Avec L’Étoile boréale, Anne Mahé, diplômée de l’Université du Texas à Dallas et professeur d’histoire-géographie, publie son troisième roman. Elle entreprend de relater ici, au travers de la vie de plusieurs jeunes amis, le sauvetage des enfants juifs entre le Danemark et la Suède en octobre 1943. Le royaume danois est alors occupé par les troupes allemandes depuis le printemps 1940, avec un statut moins contraignant que celui d’autres pays européens. Mais les nazis accentuent leur pression, ils ne se satisfont plus de piller les ressources, ils entendent à présent infliger aux Juifs du Danemark un sort identique à celui qu’ils ont infligé aux Juifs d’Allemagne. Pour les résistants, « maintenant, il ne s’agissait plus d’effectuer des sabotages ou des actions de guérilla, (…) ils devaient se battre contre des soldats entraînés et aguerris et mettre leur vie en danger. » Sur le même sujet, peu connu en France, notons le roman de Lois Lowry, Compte les étoiles (L’École des loisirs, 2009), destiné plutôt aux adolescents.
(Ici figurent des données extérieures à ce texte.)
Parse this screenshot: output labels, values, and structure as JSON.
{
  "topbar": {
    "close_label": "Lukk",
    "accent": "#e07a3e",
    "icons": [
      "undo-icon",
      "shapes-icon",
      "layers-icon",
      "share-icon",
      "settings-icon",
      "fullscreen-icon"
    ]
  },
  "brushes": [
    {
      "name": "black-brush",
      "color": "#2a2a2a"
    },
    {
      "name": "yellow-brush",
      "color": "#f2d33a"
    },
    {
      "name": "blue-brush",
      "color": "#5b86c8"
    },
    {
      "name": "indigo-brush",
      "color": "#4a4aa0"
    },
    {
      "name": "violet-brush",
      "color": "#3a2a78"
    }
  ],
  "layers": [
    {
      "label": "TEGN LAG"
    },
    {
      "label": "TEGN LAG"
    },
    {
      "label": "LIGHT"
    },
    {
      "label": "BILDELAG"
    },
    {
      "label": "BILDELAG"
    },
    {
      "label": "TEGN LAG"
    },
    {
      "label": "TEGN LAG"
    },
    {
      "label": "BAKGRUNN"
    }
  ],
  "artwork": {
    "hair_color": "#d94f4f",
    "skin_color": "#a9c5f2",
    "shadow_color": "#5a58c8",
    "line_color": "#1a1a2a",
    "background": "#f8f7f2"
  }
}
Préfacé par Serge Klarseld, L’Étoile boréale est un roman didactique bien réussi, qui montre que la résistance et la solidarité peuvent contrer efficacement les plus sinistres desseins.

 

* Anne Mahé, L’Étoile boréale (Danemark, octobre 1943), préface Serge Klarsfeld, L’Harmattan, 2019

Harald à la Dent bleue

Harald a la dent bleue

Lucie Malbos avait déjà publié il y a quelque temps une thèse fort intéressante, Les Ports des mers nordiques à l’époque viking (VIIe - Xe siècle). Maître de conférences en histoire médiévale à l’Université de Poitiers, elle récidive aujourd’hui avec cette biographie incertaine de Harald à la Dent bleue, sous-titrée « Viking, roi, chrétien ». « Loin d’être un ambitieux ouvrage de recherche, ce livre se veut plutôt une modeste synthèse, accessible à un lectorat d’intéressés, de curieux, voire de rêveurs, malgré tout prêts à suivre une démarche rigoureuse. » Modeste synthèse ? C’est à voir, car l’ouvrage fourmille de renseignements et d’érudition. Ce roi sur lequel on sait à vrai dire peu de choses (un être intelligent ? un triple sot ?) est celui qui a converti le Danemark au christianisme et l’a fait entrer dans la modernité. « Les élites nordiques », souligne Lucie Malbos, « voyant dans la nouvelle religion une façon de légitimer leur autorité, ont (…) joué un rôle actif dans sa diffusion sur les terres de leurs ancêtres ». Harald Ier, en vieux norrois Harald Gormsson, né vers 910 et mort, semble-t-il, en 985 (« la fourchette est large et les certitudes (sont) bien maigres »), fut surnommé Harald à la Dent bleue sans que l’on sache trop pourquoi. De son écriture aussi informative que limpide, Lucie Malbos émet plusieurs hypothèses (avait-il des caries ? mangeait-il des myrtilles ?) sans se prononcer, ne disposant pas d’éléments incontestables. Combien de temps a-t-il gouverné ? Même flou. Peut-être cinquante années, mais les sources se contredisent. « On n’a pas la moindre idée non plus de ce à quoi ce roi pouvait bien ressembler... » On ignore aussi la date et le lieu de la première royauté au Danemark : au VIe siècle au Jutland ? En Fionie ? Au Seeland ? Ces nombreux doutes énoncés, l’universitaire va s’appuyer sur des textes connexes, d’Adam de Brême, de Saxo Grammaticus ou les sagas islandaises, ou ceux écrits longtemps après, afin d’élaborer vaille que vaille le portrait humain et politique de celui qui a donné son nom, ou son pseudonyme, à une technologie aujourd’hui largement répandue, le bluetooth. Né « barbare », autrement dit « païen », le futur roi entre dans l’histoire du Danemark lorsqu’il se convertit. L’histoire, avec ses vaguelettes de certitudes et ses flots d’incertitudes – « c’est d’ailleurs ce qui la rend si fascinante », peut-on conclure avec l’auteure.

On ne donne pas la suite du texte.